For weekend tents, practical cost comparisons and performance, many tents will use fibreglass poles. There are various thicknesses of fibreglass poles on the market. Fibreglass poles can fracture and break in winds above approx. 30km/h. Steel frame structures are the best option for cabin style tents for their added strength and reasonable cost. Spring steel frames are the strongest possible frames available for dome tents. The spring steel offers flex, and because they are not hollow, they can withstand much greater forces than hollow aluminium or fibreglass frames. These frames have been tested to withstand 100km/h winds. These frames are heavier to carry than aluminium poles, therefore are not suitable for hiking tents, but are ideal for car camping tents and semi-permanent tents for commercial use. These frames generally do not require guy ropes for stability like other frames, as they are so much stronger. All tent poles can and will break if the force applying pressure to the structure is greater than it is designed to handle.
What are the season ratings for tents ?
Spring, Summer or Autumn. No snow – fiberglass poles. Vents and windows may not close.
Spring, Summer or Autumn. Cold weather, no snow – aluminum poles. Vents and windows may not close.
Light Duty 4 Season
Spring, Summer, Autumn or Winter. Light snow in a sheltered area – aluminum poles, all vents and windows close.
Spring, Summer, Autumn and Winter. Snow or wind – more aluminum poles, all vents and windows close.
4 Season Expedition
Winter – heavy snow. Anytime anywhere – Arctic, Mt. Everest, Mt. Washington etc – even more aluminum poles, all vents and windows close.
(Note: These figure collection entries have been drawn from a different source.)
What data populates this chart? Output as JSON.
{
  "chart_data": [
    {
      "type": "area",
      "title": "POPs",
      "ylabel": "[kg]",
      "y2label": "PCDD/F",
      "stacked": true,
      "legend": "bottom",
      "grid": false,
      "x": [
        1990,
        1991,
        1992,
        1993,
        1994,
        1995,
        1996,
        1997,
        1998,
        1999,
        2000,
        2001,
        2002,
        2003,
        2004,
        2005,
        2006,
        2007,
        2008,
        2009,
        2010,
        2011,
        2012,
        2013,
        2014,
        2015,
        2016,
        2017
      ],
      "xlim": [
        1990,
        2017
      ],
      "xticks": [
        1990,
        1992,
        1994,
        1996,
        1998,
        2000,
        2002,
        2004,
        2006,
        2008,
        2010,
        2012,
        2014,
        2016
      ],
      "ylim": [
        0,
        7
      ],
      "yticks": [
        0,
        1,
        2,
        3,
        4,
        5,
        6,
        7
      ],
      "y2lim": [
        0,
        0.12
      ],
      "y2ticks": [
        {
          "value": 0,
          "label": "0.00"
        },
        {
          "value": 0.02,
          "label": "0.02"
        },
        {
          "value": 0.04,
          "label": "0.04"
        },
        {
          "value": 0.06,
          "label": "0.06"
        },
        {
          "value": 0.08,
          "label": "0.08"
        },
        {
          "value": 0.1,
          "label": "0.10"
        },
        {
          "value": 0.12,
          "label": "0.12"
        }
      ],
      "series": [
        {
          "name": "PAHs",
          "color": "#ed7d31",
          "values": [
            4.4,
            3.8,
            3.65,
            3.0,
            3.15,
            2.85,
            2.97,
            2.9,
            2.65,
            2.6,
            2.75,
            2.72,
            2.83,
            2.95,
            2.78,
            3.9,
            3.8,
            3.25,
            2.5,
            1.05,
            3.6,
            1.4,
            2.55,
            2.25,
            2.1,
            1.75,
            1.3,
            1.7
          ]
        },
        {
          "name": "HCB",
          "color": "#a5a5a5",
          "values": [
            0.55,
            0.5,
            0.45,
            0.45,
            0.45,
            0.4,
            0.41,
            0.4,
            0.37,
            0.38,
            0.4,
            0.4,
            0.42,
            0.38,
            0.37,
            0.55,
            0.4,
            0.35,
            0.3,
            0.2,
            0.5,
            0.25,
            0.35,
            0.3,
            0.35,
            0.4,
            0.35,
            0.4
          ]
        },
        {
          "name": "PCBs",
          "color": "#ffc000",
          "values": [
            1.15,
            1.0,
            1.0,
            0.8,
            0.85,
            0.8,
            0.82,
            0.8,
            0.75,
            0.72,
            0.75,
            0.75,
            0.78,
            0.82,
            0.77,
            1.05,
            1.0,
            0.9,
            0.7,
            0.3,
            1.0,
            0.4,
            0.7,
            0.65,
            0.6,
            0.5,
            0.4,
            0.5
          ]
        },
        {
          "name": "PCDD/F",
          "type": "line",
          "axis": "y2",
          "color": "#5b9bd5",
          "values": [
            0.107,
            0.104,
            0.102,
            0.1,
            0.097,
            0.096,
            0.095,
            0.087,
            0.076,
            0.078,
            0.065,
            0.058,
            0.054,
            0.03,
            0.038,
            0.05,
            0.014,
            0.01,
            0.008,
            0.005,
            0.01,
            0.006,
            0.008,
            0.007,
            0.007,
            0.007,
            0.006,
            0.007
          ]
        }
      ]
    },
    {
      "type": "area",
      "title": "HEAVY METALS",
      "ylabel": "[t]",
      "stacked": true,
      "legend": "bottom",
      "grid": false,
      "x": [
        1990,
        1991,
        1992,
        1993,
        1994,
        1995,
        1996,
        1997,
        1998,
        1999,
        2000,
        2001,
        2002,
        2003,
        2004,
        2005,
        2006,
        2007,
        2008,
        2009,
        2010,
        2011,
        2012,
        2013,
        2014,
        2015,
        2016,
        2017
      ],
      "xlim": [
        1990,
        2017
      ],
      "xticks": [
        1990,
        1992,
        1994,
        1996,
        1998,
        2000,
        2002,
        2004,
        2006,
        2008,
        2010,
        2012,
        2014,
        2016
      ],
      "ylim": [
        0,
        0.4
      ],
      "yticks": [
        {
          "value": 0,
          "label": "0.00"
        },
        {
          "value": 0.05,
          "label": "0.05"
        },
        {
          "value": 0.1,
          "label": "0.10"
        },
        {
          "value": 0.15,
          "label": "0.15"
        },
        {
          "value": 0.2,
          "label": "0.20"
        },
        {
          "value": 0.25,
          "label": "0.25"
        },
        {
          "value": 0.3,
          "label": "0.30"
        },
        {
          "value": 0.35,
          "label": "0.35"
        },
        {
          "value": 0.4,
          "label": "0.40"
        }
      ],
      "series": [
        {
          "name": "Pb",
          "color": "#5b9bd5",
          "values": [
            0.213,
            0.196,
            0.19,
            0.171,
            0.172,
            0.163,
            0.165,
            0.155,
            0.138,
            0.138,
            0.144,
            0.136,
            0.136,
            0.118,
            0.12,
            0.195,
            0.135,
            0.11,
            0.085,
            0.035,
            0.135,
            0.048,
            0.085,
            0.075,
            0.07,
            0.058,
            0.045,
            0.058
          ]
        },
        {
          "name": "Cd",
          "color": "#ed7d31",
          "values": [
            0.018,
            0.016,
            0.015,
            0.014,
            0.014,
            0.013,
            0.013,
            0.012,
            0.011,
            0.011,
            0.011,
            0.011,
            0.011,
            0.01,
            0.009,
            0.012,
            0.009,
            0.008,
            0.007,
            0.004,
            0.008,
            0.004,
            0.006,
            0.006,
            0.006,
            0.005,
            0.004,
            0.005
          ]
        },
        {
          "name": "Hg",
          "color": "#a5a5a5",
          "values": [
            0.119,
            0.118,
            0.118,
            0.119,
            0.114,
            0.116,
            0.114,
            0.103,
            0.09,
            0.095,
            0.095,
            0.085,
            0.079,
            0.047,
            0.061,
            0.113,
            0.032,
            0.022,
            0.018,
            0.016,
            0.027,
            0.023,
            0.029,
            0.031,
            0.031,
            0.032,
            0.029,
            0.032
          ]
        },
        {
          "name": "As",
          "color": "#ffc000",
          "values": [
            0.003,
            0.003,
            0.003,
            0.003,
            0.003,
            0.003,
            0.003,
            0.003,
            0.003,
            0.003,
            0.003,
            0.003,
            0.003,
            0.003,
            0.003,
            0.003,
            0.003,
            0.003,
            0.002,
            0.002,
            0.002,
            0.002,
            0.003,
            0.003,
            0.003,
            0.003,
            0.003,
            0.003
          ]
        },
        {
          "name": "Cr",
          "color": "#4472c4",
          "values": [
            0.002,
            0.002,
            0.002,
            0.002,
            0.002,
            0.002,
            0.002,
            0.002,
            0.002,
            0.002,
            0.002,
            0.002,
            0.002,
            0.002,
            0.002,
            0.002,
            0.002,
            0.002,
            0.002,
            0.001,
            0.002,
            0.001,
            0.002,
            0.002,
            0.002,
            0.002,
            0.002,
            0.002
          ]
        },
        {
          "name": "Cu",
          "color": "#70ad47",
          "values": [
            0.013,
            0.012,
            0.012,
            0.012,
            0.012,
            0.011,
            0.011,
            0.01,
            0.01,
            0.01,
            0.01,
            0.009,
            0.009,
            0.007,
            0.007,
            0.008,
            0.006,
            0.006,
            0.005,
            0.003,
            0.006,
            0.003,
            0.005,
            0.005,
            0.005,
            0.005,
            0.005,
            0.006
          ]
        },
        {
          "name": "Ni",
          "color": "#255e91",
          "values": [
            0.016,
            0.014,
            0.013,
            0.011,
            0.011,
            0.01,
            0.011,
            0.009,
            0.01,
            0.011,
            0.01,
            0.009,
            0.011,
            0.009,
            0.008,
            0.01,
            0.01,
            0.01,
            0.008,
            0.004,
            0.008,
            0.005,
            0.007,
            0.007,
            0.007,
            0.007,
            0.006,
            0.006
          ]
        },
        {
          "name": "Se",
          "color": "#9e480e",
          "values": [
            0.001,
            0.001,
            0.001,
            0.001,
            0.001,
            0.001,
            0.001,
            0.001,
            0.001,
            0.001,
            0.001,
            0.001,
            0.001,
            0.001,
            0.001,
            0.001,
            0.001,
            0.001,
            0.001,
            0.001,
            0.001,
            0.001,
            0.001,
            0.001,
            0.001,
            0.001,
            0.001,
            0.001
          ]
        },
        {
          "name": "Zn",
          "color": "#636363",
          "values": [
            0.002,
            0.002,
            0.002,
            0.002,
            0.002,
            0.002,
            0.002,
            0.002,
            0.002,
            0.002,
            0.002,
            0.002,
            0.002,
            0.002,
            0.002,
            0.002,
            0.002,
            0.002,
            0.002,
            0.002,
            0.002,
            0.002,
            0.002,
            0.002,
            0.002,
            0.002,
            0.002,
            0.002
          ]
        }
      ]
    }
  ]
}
What is a four season tent ?
A tent that can take the forces applied in all four seasons – high winds, heavy rainfall, high heat, and heavy snowfall without collapsing. It must have strong aluminum or spring steel poles. It has the structural integrity to withstand snow loading and high winds (usually this requires extra bracing or cross over poles, especially for aluminium frames). The ability to close all windows and vents to prevent spindrift or blowing snow from getting inside the tent is vital. Some four season tents with aluminium frames are specifically designed for snow conditions, and are not generally recommended for summer conditions because they can lack effective ventilation. Campmor Canvas Dome Tents have been specifically designed for rugged conditions in harsh terrain and ideally suited for use in hot climates.